Es muy charro como me llamaban, me decían “Fausto”, porque camino como el jugador Faustino Asprilla, como con los pies torcidos”

Uno de los hechos que marco para siempre su adolescencia, fue la muerte de su tío materno Wilder, a quién mataron  violentamente con 3 tiros por su espalda. Recuerda que sus tratos eran los de un padre, ese padre que nunca tuvo. Era quien lo apoyaba y defendía, al que le tenía la confianza de contarle sus alegrías y sus tristezas. No obstante años más tarde sintió  un gran susto, pues su abuela materna tuvo que ser hospitalizada de urgencias tras agravarse del cáncer de hígado que padece. Afortunadamente pudo salir de ese mal momento en el que estuvo entre la vida y la muerte.
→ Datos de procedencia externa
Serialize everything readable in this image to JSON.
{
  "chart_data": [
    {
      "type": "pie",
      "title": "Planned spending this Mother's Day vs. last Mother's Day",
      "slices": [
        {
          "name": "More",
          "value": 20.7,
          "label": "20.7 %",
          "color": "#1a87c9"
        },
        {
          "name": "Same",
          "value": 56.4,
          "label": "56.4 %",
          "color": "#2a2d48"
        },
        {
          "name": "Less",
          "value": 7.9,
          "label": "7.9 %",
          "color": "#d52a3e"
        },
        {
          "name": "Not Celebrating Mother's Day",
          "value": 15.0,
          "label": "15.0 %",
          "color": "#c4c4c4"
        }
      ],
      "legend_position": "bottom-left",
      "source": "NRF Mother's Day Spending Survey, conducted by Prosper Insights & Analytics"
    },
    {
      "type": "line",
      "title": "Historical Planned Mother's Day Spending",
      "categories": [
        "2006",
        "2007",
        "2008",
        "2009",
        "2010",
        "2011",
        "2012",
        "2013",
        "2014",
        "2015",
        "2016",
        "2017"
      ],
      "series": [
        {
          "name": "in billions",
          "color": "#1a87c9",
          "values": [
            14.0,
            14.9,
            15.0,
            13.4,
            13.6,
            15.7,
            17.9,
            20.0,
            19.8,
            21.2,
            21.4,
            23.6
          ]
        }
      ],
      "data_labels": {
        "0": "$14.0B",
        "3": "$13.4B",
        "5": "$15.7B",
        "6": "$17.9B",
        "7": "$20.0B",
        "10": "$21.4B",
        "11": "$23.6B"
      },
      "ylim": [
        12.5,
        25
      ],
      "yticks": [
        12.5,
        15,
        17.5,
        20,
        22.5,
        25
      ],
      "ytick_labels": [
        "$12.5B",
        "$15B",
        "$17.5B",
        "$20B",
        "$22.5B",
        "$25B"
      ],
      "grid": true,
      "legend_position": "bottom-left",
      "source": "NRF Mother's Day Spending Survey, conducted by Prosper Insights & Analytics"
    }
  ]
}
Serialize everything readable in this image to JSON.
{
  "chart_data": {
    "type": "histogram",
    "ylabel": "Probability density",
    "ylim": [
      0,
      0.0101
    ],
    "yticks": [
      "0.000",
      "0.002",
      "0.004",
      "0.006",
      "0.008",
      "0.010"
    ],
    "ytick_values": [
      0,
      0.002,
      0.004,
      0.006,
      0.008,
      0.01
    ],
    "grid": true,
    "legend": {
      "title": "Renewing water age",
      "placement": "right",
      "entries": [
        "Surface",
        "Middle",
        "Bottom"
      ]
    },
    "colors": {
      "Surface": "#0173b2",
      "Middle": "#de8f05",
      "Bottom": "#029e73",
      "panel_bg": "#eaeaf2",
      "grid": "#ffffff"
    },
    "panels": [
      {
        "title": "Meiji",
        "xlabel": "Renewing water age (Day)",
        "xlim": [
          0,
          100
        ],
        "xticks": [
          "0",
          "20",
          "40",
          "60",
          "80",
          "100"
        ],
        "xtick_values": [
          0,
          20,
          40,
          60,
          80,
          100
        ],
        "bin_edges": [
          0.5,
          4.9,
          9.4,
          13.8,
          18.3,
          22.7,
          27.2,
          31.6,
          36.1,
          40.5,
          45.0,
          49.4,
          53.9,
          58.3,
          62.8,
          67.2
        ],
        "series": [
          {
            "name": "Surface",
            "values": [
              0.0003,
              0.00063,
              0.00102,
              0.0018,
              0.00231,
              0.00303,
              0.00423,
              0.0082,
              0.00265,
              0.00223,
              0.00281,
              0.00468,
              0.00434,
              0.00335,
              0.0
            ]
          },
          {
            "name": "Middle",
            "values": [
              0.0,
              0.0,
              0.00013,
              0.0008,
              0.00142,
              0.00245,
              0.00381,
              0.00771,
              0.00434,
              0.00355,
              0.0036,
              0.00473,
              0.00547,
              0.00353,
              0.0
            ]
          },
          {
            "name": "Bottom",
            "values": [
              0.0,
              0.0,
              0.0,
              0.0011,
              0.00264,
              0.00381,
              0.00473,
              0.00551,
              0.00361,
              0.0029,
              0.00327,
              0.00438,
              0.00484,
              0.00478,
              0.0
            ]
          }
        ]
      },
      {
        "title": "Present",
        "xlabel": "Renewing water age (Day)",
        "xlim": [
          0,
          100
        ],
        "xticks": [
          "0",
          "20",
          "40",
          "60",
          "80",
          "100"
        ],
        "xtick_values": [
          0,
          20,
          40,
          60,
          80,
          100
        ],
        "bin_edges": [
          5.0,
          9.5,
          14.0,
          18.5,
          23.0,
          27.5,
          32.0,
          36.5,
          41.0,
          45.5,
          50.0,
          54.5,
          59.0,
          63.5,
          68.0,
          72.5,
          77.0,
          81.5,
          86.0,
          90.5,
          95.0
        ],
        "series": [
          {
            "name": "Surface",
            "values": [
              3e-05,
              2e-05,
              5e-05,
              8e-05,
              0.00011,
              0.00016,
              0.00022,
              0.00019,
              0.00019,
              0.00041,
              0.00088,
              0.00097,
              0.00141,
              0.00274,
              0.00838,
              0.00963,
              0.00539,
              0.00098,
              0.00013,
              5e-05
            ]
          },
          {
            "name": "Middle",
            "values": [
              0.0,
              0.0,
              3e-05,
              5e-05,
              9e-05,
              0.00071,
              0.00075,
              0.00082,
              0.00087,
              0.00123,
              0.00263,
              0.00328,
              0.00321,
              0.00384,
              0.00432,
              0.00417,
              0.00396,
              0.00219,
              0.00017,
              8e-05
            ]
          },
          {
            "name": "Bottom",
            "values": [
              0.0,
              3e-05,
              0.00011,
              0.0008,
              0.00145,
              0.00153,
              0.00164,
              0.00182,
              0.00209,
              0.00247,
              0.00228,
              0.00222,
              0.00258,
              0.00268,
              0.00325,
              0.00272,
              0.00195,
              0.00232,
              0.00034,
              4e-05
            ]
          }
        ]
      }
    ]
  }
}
Recuerdos de pequeño con su tío Wilder

Kevin es un muchacho alegre, carismático, amoroso y muy sensible. Está ahí siempre para su familia y amigos, ve a sus hermanos como el motor que lo empujan a salir adelante y cumplir con sus sueños e ideales. Piensa que, en la vida hay que ser humilde y tener el corazón abierto para apoyar y escuchar a quien lo necesite. Cuando esta triste no se lo dice a nadie, tanto así, que su tristeza pasa desapercibida, suele guardar silencio y estar a solas cuando sus ánimos esta bajos, aunque pocas veces esto sucede, pues se considera una persona muy tranquila, que le gusta siempre estar rodeado por los demás. Su humildad se le nota a leguas, sin preguntárselo; cuando lo tienes al frente te saluda con una gran sonrisa de oreja a oreja, te sientes acogido y como si lo conocieras de siempre.

Actualmente cursa 6to semestre de Comunicación Social y Periodismo, está soltero y en busca de un empleo, pues no quiere seguir a merced de lo que le de su familia le pueda dar, y poder aportar económicamente y empezar a tener sus propios ingresos. Su principal propósito es ser un buen comunicador y estabilizarse económicamente para brindarle un futuro mejor a sus hermanos por parte de papá, porque a pesar de que su relación con ellos es distante siente un profundo deseo de brindarles un mejor futuro.